The National Committee on Vital and Health Statistics issued recommendations to the Secretary on the privacy of medical records in mid-1997.(21) The NCVHS recommendations were echoed in those the Secretary made to Congress later that year, and in other Congressional testimony. Then in 1999, the Department fulfilled a HIPAA requirement and issued proposed regulations for protecting the privacy of individually identifiable health information that is electronically transmitted in connection with administrative and financial transactions. NCVHS has offered formal comments on the proposed regulations.(22)

The Committee’s 1997 privacy recommendations to the Secretary and the Department’s proposed 1999 regulations constitute an important step forward in protecting health information privacy. But additional national and state steps are necessary beyond this initial focus on electronically transmitted administrative and financial data, especially directed toward protecting the privacy, confidentiality, and security of all data used for health statistics.

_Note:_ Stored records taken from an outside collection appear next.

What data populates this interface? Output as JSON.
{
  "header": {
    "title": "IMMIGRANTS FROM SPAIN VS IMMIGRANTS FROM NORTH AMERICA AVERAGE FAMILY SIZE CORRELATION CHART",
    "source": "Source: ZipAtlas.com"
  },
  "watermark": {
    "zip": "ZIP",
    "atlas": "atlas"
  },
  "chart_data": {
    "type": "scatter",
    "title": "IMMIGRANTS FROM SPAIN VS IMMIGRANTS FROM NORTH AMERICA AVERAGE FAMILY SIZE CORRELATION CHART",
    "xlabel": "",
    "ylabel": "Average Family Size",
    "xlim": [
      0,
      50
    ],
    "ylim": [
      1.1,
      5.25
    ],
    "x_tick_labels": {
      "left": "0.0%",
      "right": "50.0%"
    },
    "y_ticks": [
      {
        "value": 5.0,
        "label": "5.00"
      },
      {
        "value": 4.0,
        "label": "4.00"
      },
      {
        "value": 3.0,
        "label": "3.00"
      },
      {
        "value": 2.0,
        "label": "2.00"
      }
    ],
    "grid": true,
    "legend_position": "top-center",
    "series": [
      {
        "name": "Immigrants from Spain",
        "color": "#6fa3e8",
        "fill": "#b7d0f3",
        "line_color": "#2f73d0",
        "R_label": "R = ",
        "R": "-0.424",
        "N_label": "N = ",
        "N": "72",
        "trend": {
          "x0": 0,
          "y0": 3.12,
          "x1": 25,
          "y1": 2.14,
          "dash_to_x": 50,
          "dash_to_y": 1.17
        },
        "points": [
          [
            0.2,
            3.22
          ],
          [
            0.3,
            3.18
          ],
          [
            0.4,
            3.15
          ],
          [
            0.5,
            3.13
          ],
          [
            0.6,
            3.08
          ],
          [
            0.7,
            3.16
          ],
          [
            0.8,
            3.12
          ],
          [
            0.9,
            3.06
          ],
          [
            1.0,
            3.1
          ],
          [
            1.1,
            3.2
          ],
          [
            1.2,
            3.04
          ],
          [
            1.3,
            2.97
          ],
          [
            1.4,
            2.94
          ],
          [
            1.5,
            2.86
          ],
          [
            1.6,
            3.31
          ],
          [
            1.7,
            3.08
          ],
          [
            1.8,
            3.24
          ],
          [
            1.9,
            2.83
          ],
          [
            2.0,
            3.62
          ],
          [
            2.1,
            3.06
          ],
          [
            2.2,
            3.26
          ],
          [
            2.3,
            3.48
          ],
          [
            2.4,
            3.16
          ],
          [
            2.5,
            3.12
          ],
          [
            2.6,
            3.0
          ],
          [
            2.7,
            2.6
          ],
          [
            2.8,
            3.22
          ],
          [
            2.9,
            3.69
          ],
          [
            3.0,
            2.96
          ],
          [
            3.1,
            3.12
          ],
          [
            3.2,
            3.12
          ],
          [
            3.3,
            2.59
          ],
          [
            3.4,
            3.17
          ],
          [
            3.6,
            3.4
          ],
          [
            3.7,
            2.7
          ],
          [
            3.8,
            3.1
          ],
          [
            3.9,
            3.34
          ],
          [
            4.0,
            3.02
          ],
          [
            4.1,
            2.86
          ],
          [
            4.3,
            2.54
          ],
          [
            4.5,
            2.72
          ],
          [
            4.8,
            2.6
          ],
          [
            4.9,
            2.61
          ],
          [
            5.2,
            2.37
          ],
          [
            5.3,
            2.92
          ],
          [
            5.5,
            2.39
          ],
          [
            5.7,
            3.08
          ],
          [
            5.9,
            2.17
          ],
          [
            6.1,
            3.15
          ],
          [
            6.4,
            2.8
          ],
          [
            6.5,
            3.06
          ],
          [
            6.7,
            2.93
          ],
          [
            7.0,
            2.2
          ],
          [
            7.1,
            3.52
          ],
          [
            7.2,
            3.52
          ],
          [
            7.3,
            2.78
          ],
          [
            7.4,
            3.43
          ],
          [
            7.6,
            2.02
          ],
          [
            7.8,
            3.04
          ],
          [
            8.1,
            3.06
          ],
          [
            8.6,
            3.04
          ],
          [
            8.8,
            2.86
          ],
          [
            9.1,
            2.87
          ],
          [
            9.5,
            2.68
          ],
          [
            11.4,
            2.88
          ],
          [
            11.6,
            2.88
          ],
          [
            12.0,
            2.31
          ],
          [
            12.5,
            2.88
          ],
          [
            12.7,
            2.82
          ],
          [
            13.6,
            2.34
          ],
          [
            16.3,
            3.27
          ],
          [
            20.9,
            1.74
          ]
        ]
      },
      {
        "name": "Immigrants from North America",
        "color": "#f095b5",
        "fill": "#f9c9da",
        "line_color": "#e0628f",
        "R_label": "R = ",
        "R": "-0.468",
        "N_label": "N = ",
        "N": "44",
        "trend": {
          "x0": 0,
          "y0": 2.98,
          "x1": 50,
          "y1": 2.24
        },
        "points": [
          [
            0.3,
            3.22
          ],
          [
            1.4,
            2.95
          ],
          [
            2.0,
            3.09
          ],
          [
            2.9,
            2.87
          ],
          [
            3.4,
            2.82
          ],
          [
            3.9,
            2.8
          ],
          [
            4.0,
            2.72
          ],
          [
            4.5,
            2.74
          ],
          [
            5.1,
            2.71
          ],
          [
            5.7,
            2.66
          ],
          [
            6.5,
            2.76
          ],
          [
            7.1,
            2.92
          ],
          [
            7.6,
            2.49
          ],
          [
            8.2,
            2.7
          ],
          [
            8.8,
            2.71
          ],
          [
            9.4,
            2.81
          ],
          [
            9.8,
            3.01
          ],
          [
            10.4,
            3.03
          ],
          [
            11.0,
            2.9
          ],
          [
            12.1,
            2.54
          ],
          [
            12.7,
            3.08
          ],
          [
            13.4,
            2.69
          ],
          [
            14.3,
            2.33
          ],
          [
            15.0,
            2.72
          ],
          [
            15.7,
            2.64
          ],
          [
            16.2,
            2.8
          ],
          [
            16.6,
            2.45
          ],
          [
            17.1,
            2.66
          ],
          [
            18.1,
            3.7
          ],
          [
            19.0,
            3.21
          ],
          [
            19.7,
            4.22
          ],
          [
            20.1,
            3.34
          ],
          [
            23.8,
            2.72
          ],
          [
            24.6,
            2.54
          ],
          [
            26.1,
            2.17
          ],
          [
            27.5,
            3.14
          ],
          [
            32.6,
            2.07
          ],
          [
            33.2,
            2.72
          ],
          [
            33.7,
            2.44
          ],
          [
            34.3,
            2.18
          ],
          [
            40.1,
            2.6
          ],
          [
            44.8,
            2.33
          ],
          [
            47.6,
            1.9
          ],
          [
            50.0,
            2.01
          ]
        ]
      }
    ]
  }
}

Necessary protections for the privacy and confidentiality of health statistics data would involve a number of essential factors: adherence to strict new national and state legislation; the use of fair information practices that explicate and control data access, sharing and handling; technical security measures within every organization handling data; sanctions and punishment for misuse and abuse; sophisticated approaches to releasing data to avoid inadvertent disclosure of individually identifiable information; and new approaches to using technology to enable data sharing while protecting privacy. Linkages of anonymized or fully de-identified individual record data, or of aggregated data for small areas, must be done in ways that protect privacy and confidentiality. Linkages of individual record data must occur within a newly established legal framework, with appropriate human subject review board approval or permission from data subjects.

In general, research is needed to find technological approaches that enable data sharing while protecting confidentiality. At the same time, Americans and their leaders must tackle the difficult questions about the conditions under which the potential benefits to society justify assuming the small risk associated with using information for purposes such as research and public health monitoring.